George F. Will is positively beside himself that the crass and tacky Donald Trump has invaded his garden party.
He is an affront to anyone devoted to the project William F. Buckley began six decades ago with the founding in 1955 of the National Review — making conservatism intellectually respectable and politically palatable. Buckley’s legacy is being betrayed by invertebrate conservatives now saying that although Trump “goes too far,” he has “tapped into something,” and therefore. . . .
Therefore what? This stance — if a semi-grovel can be dignified as a stance — is a recipe for deserved disaster.
Conservatives who flinch from forthrightly marginalizing Trump mistakenly fear alienating a substantial Republican cohort. But the assumption that today’s Trumpites are Republicans is unsubstantiated and implausible. Many are no doubt lightly attached to the political process, preferring entertainment to affiliation. They relish their candidate’s vituperation and share his aversion to facts. From what GOP faction might Trumpites come? The establishment? Social conservatives? Unlikely.
Soon the campaign will turn to granular politics, the on-the-ground retail work required by the 1.4 percent of the nation’s population that lives in Iowa and New Hampshire. Try to imagine Trump in an Iowa living room, with a macaroon in one hand and cup of hot chocolate balanced on a knee, observing Midwestern civilities while talking about something other than himself.
So, conservatives today should deal with Trump with the firmness Buckley dealt with the John Birch Society in 1962. The society was an extension of a loony businessman who said Dwight Eisenhower was “a dedicated, conscious agent of the Communist conspiracy.” In a 5,000-word National Review “excoriation” (Buckley’s word), he excommunicated the society from the conservative movement.

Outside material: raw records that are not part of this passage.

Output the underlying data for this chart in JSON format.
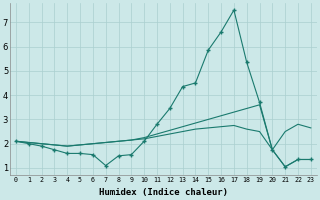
{
  "xlabel": "Humidex (Indice chaleur)",
  "x": [
    0,
    1,
    2,
    3,
    4,
    5,
    6,
    7,
    8,
    9,
    10,
    11,
    12,
    13,
    14,
    15,
    16,
    17,
    18,
    19,
    20,
    21,
    22,
    23
  ],
  "line_main": [
    2.1,
    2.0,
    1.9,
    1.75,
    1.6,
    1.6,
    1.55,
    1.1,
    1.5,
    1.55,
    2.1,
    2.8,
    3.45,
    4.35,
    4.5,
    5.85,
    6.6,
    7.5,
    5.35,
    3.7,
    1.75,
    1.05,
    1.35,
    1.35
  ],
  "line_upper": [
    2.1,
    2.05,
    2.0,
    1.95,
    1.9,
    1.95,
    2.0,
    2.05,
    2.1,
    2.15,
    2.25,
    2.4,
    2.55,
    2.7,
    2.85,
    3.0,
    3.15,
    3.3,
    3.45,
    3.6,
    1.75,
    2.5,
    2.8,
    2.65
  ],
  "line_lower": [
    2.1,
    2.05,
    2.0,
    1.95,
    1.9,
    1.95,
    2.0,
    2.05,
    2.1,
    2.15,
    2.2,
    2.3,
    2.4,
    2.5,
    2.6,
    2.65,
    2.7,
    2.75,
    2.6,
    2.5,
    1.75,
    1.05,
    1.35,
    1.35
  ],
  "bg_color": "#cce8e8",
  "line_color": "#1a7a6e",
  "grid_color": "#aacfcf",
  "ylim": [
    0.7,
    7.8
  ],
  "xlim": [
    -0.5,
    23.5
  ],
  "yticks": [
    1,
    2,
    3,
    4,
    5,
    6,
    7
  ],
  "xticks": [
    0,
    1,
    2,
    3,
    4,
    5,
    6,
    7,
    8,
    9,
    10,
    11,
    12,
    13,
    14,
    15,
    16,
    17,
    18,
    19,
    20,
    21,
    22,
    23
  ]
}
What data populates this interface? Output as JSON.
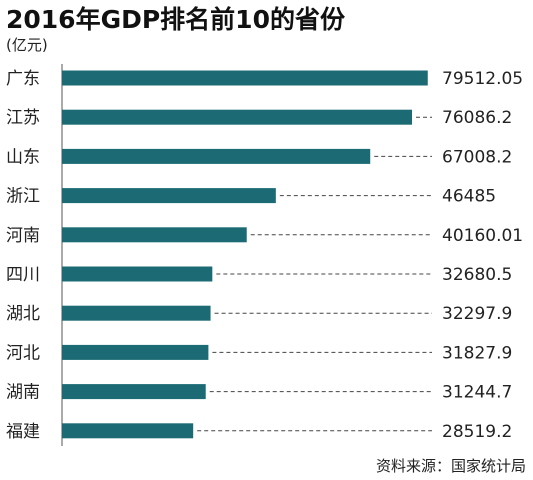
{
  "chart_data": {
    "type": "bar",
    "orientation": "horizontal",
    "title": "2016年GDP排名前10的省份",
    "unit": "(亿元)",
    "categories": [
      "广东",
      "江苏",
      "山东",
      "浙江",
      "河南",
      "四川",
      "湖北",
      "河北",
      "湖南",
      "福建"
    ],
    "values": [
      79512.05,
      76086.2,
      67008.2,
      46485,
      40160.01,
      32680.5,
      32297.9,
      31827.9,
      31244.7,
      28519.2
    ],
    "value_labels": [
      "79512.05",
      "76086.2",
      "67008.2",
      "46485",
      "40160.01",
      "32680.5",
      "32297.9",
      "31827.9",
      "31244.7",
      "28519.2"
    ],
    "xlim": [
      0,
      80000
    ],
    "grid": false,
    "legend": "none",
    "source": "资料来源：国家统计局",
    "bar_color": "#1c6b74"
  }
}
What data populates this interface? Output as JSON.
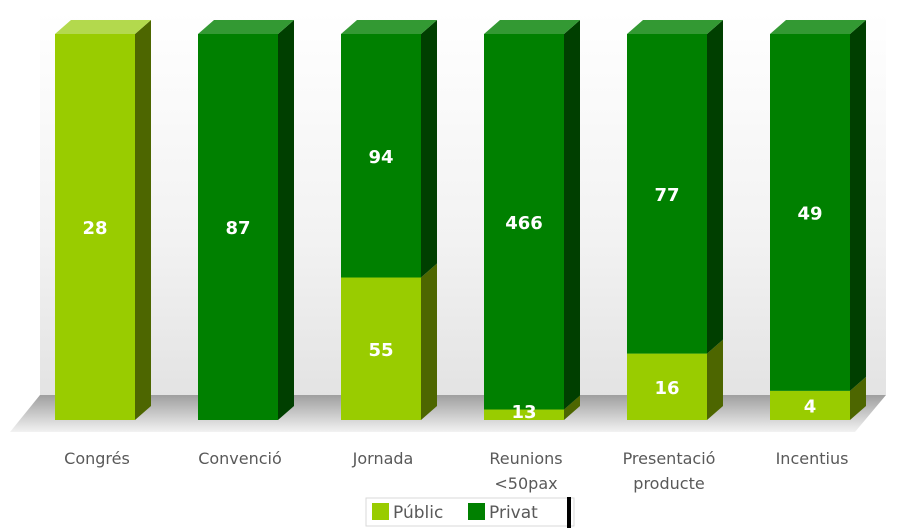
{
  "chart_data": {
    "type": "bar",
    "stacked": true,
    "three_d": true,
    "categories": [
      "Congrés",
      "Convenció",
      "Jornada",
      "Reunions <50pax",
      "Presentació producte",
      "Incentius"
    ],
    "category_lines": [
      [
        "Congrés"
      ],
      [
        "Convenció"
      ],
      [
        "Jornada"
      ],
      [
        "Reunions",
        "<50pax"
      ],
      [
        "Presentació",
        "producte"
      ],
      [
        "Incentius"
      ]
    ],
    "series": [
      {
        "name": "Públic",
        "values": [
          28,
          0,
          55,
          13,
          16,
          4
        ],
        "color": "#99cc00",
        "side_color": "#4d6600",
        "top_color": "#b3d94d"
      },
      {
        "name": "Privat",
        "values": [
          0,
          87,
          94,
          466,
          77,
          49
        ],
        "color": "#008000",
        "side_color": "#003f00",
        "top_color": "#339933"
      }
    ],
    "normalized": true,
    "ylim": [
      0,
      1
    ],
    "legend_position": "bottom",
    "grid": false
  }
}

The Republican Party of George F. Will and William F. Buckley created the environment that hatched the Southern Strategy and their Confederate flags, the Christian Coalition and their religious bigotry, and the Tea Party with their low-education crowd of dog-whistling racists, all with the smug idea that they could control them and bend them to their will at the voting booth, then blithely dismiss them like the hired help when it came time to run the country.
Mr. Will, you created Donald Trump. You deal with him. And if you can’t well, then, in the words of your nemesis, “Later, losers!”